We never observed “localhost” in our own tests but since the local hostname itself is a derivative as outlined above, the last line should probably read “The computer name“ by now. In case you were wondering what happens if the computer name was not set, that is a really good question which we have no answer for because we never managed to not set it. The System Preferences GUI does not allow an empty text field and the
scutil CLI automatically replaces an empty string with the machine’s model name, e.g. “MacBook Pro“.
What’s probably most interesting to a system administrator is the fact that the hostname, unlike the local hostname, is allowed to contain spaces and special characters. That makes the hostname as bad a choice as the computer name to store the machine name. Top that off with more or less unpredictable name changes whenever the machine’s network connection changes, at least when relying on the automatic naming mechanisms, and hostname is definitely out of the game.
scutil man page offers the probably most comprehensive description for the three names:
ComputerName The user-friendly name for the system. LocalHostName The local (Bonjour) host name. HostName The name associated with hostname(1) and gethostname(3).
To answer the question from above where the macOS machine name should ideally be stored, the most simple and pragmatic solution is: everywhere. When computer name, local hostname and hostname all match exactly, there will never be a chance for confusion when any of the three names pop up on the network, in log files, in web dashboards or anywhere else.
But wouldn’t it be sufficient to simply set the computer name and let the system handle local hostname and hostname automatically? Even if the computer name did not contain any spaces or special characters, which would at least make the local hostname a match, the system tries to be helpful and automatically adds a DNS domain suffix to the hostname.

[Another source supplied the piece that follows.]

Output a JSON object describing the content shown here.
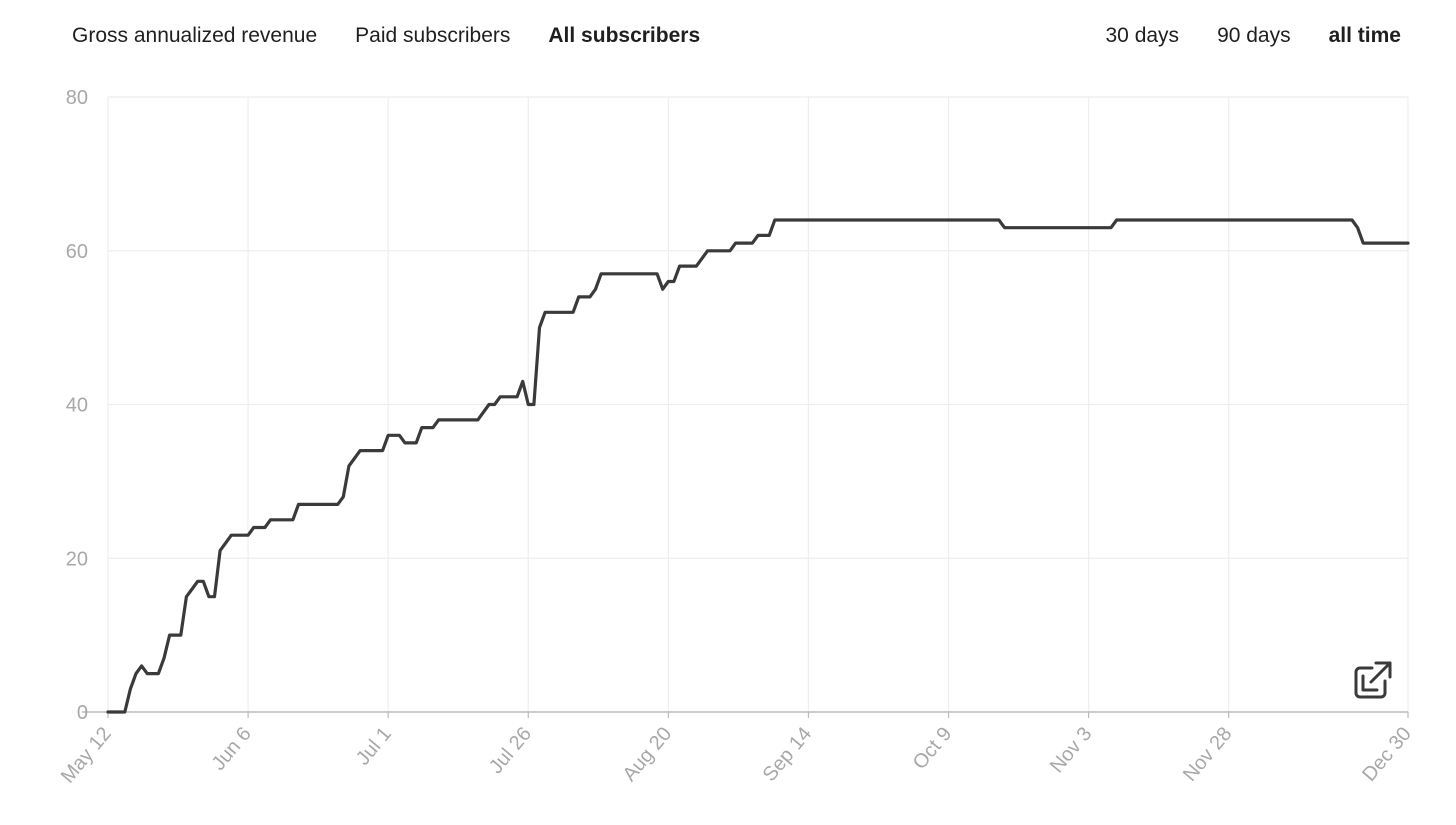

So, the practical solution is to set all three names explicitly. The most comprehensive tool that allows to explicitly set the computer name, local hostname and hostname is
% scutil —-set ComputerName "HAL9000" % scutil -—set LocalHostName "HAL9000" % scutil -—set HostName "HAL9000"
So you went out of your way and explicitly set the computer name, local hostname, and hostname but you still see your machine lingering on the network under another name? What routers, IP scanners, and non-macOS systems regularly use for identification is the NetBIOS name that can be retrieved over the network similar to Bonjour names. On macOS, the NetBIOS name is derived from the local hostname but of course, it can also be set explicitly in the System Preferences:
System Preferences > Advanced… > WINS > NetBIOS Name
uberAgent on macOS uses the local hostname as the host identifier when sending data to backends. Since the local hostname does not allow spaces or special characters, it automatically enforces the basic backend requirements for host identifiers. This also allows for automatic host naming which otherwise, using the (regular) hostname, could yield unpredictable results whenever the network connection changed. It also ensures that backends always see the exact same name as an administrator would on the machine, because not uberAgent but the macOS system itself performs the automatic name sanitization if necessary.